10) Drove across Washington with a potty training toddler and an infant, stopped for a potty break and flushed my car keys down the toilet at Perkins. Stranded with no diapers, extra pants for the toddler (after she had a #2 accident of course), sunscreen, keys to get in the car or the house, and no one to call for help. That was a rough day.
9) A hurricane. The third summer we were here, almost 7 years to the day after Katrina, we got hit by a hurricane during a deployment. The back passenger widow in the car fell off its track the day before landfall, and we were out of electricity for 7 days in the end of August. In Louisiana.
8) This just happened… I am not kidding. Swarm of bees (seriously over 50 of them) in my entranceway at 9 p.m. at night. The deployment gnome must have heard I was talking about him.
7) While my husband was in Airborne School and we were in the middle of our first PCS to Germany, I was living with my parents in Florida. I woke up one morning to find my windshield shattered on my new car only a few days before I was supposed drive it to Atlanta to ship it to Europe. Luckily the local Ford dealership was able to send someone out the same day to replace it…for free.
6) During one deployment I had to start the eviction proceedings on our tenants in another state who we found out were keeping pigs in the house. No, not of the cute, pot-bellied variety. Real, live, huge pigs. In our house.
5) I got completely overwhelmed during one deployment and spaced on paying the electric bill. Came home to no electricity and had to wait for two days to get it turned back on.
4) He wasn’t deployed but was gone for a week when I spotted a snake in our garage. I called him to inform him that I would be sealing the door into the house and not using the garage until he got home and could find it. If he had been deployed, I would have just emailed him the same information.
3) During our first deployment my sweet, adorable baby girl was being very quiet in her crib one day. At first I was enjoying the quiet. Then I got nervous, and rightfully so. When I opened the door I smelled it before I saw it. She had gotten into the contents of her diaper and used the new medium to paint the walls, style her hair and cover the crib slats (that were textured of course). I stood there for a good two minutes just staring… figuring out where to start. A few baths, sponges and toothbrushes (to clean those textured slats) later and everything was finally clean.

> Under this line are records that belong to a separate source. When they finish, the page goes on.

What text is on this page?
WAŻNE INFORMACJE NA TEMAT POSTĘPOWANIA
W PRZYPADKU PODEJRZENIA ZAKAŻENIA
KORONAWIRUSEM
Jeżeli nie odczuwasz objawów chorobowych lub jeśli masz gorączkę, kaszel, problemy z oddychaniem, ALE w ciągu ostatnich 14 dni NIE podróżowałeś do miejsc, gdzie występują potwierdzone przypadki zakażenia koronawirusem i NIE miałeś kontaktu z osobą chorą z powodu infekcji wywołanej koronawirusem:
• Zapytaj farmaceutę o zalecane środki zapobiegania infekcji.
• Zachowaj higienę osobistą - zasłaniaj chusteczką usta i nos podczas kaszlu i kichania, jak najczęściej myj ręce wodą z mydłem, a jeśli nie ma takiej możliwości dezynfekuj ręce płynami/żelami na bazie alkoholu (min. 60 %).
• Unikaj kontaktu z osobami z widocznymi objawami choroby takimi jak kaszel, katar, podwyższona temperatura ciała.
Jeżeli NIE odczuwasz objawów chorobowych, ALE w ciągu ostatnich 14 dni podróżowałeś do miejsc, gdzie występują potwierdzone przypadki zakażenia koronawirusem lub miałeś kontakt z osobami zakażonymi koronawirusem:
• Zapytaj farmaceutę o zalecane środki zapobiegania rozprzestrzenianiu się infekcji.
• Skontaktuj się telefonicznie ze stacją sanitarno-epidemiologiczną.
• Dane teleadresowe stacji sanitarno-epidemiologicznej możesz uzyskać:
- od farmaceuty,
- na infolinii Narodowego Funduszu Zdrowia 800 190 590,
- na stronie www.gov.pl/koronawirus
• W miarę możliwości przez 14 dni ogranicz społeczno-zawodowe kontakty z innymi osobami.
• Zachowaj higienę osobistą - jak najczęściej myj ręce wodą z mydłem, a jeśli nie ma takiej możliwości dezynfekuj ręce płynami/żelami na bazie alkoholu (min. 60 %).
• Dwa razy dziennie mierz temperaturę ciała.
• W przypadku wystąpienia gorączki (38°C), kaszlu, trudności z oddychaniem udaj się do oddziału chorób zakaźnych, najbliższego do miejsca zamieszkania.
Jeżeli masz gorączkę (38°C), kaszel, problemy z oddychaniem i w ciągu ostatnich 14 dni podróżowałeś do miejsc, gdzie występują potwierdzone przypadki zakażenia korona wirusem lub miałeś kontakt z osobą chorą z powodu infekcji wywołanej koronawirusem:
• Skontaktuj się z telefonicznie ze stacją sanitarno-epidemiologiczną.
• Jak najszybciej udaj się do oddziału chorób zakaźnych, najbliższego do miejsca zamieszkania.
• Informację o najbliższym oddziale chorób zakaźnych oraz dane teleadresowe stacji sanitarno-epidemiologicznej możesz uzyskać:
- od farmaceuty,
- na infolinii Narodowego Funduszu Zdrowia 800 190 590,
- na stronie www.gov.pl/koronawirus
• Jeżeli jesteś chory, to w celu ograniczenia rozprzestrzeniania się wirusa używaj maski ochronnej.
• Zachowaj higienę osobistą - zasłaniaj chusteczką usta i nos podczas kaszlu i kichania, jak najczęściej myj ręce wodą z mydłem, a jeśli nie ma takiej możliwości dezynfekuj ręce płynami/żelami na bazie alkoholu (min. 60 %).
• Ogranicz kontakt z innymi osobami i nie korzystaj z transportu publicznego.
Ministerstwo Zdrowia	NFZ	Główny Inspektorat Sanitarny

2) I got kidney stones and admitted to the hospital 4 days before Christmas, only to be released on Christmas Eve. Had Jack-in-the Box for dinner. Bad thing was I had just returned to full-time work and did not complete my Christmas list at all. Absolutely no gifts under the tree and my kids were so sad. My oldest cried because Santa never came. Worst ever!!!!
and… last but certainly not least…
1) The mother of all Murphy’s… In a three week time frame I found out my husband was deploying again in a few weeks (he’d been home for just three months), found out I was pregnant, found out my dad had cancer and had 6 months to live, and I was (mis)diagnosed with lymphoma. Got to deal with all of that on my own, culminating in a massive water leak at 1 am that required a nine months pregnant me crawling under the house and then – a few weeks later – going into labor – alone – in the middle of a HURRICANE and giving birth 15 minutes after arriving at the hospital because so many roads were impassable. My reward? Five months of colic, she screamed for five hours every night, right up until three days before he got home from the deployment. (At which point I kind of wished she was still screaming just so he’d know I wasn’t lying/exaggerating).